Load balancer connection draining - Amazon Elastic Container Service

Load balancer connection draining

To allow for optimization, clients maintain a keep alive connection to the container service. This is so that subsequent requests from that client can reuse the existing connection. When you want to stop traffic to a container, you notify the load balancer.

The following diagram describes the load balancer connection draining process. When you tell the load balancer to stop traffic to the container, it periodically checks to see if the client closed the keep alive connection. The Amazon ECS agent monitors the load balancer and waits the load balancer to report that the keep alive connection is closed.

Diagram showing the load balancer container draining.

The amount of time that the load balancer waits is the deregistration delay. You can configure the following load balancer setting to speed up your deployments.

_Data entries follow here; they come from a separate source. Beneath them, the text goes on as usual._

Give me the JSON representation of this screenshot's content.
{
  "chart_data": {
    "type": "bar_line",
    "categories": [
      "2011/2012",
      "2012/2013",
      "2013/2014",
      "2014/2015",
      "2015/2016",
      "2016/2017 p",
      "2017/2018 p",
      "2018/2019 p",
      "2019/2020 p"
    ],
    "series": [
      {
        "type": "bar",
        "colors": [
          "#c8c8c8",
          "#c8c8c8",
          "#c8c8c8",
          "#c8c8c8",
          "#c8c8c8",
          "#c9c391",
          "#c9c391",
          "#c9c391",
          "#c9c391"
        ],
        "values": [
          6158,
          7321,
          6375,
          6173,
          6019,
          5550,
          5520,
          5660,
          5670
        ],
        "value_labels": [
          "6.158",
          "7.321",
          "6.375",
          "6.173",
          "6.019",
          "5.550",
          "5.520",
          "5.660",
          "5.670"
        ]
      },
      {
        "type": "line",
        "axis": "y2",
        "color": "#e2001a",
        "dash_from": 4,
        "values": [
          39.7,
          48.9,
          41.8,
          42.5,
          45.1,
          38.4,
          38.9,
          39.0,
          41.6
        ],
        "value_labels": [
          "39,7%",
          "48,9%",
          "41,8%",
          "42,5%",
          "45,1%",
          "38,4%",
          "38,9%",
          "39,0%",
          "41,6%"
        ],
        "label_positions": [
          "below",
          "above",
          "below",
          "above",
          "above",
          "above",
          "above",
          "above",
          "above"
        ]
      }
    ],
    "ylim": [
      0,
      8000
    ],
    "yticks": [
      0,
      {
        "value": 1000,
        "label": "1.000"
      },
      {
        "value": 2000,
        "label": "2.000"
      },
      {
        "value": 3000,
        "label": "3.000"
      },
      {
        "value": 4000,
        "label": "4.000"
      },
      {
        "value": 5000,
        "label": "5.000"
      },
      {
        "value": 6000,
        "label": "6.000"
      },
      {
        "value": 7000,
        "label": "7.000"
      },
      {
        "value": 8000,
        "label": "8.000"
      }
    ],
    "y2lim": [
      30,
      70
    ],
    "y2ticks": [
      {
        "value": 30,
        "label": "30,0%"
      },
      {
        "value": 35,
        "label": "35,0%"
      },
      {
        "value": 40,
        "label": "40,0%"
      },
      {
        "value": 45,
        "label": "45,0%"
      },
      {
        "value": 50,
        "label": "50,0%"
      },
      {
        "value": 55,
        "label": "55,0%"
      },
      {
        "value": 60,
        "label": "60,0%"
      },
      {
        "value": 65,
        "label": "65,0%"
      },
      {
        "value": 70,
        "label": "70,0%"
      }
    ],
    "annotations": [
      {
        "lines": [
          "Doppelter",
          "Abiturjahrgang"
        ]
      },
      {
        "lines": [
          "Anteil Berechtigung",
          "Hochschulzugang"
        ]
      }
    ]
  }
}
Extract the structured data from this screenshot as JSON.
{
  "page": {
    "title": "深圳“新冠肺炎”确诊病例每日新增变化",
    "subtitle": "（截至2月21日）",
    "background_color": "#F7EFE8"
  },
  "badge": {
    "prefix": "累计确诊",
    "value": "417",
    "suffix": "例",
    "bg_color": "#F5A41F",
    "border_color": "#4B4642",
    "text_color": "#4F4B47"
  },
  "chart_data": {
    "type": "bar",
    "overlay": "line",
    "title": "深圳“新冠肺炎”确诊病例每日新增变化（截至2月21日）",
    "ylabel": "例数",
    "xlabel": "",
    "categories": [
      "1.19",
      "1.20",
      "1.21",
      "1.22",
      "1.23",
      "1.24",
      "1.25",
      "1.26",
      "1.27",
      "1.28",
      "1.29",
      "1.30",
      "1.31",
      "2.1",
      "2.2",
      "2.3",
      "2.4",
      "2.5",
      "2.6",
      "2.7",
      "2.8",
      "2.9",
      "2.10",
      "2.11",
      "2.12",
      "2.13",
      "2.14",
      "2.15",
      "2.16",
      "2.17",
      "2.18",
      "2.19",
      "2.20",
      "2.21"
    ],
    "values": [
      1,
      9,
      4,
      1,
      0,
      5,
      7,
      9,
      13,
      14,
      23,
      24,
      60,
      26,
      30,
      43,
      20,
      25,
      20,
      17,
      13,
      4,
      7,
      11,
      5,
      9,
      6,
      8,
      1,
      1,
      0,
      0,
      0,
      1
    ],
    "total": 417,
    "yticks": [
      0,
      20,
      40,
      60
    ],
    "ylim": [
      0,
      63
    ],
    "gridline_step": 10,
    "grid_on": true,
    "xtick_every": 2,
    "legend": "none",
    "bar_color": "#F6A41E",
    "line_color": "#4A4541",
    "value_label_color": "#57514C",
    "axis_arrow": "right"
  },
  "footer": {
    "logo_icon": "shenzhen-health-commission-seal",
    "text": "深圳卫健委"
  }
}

  • deregistration_delay.timeout_seconds: 300 (default)

When you have a service with a response time that's under one second, set the parameter to the following value to have the load balancer only wait five seconds before it breaks the connection between the client and the backend service:

  • deregistration_delay.timeout_seconds: 5

Note

Do not set the value to 5 seconds when you have a service with long-lived requests, such as slow file uploads or streaming connections.

SIGTERM responsiveness

The following diagram shows how Amazon ECS terminates a task. Amazon ECS first sends a SIGTERM signal to the task to notify the application needs to finish and shut down, and then Amazon ECS sends a SIGKILL message. When applications ignore the SIGTERM, the Amazon ECS service must wait to send the SIGKILL signal to terminate the process.

Diagram showing the Amazon ECS service sending the SIGTERM and SIGKILL messages.

The amount of time that Amazon ECS waits is determined by the following Amazon ECS agent option:

  • ECS_CONTAINER_STOP_TIMEOUT: 30 (default)

    For more information about the container agent parameter, see Container agent configuration in the Amazon Elastic Container Service Developer Guide.

To speed up the waiting period, set the Amazon ECS agent option to the following value:

Note

If your application takes more than one second, multiply the value by two and use that number as the value.

  • ECS_CONTAINER_STOP_TIMEOUT: 2

In this case, the Amazon ECS waits two seconds for the container to shut down, and then Amazon ECS sends a SIGKILL message when the application didn't stop.

You can also modify the application code to trap the SIGTERM signal and react to it. The following is example in JavaScript:

process.on('SIGTERM', function() { server.close(); })

This code causes the HTTP server to stop listening for any new requests, finish answering any in-flight requests, and then the Node.js process terminates. This is because its event loop has nothing left to do. Given this, if it takes the process only 500 ms to finish its in-flight requests, it terminates early without having to wait out the stop timeout and get sent a SIGKILL.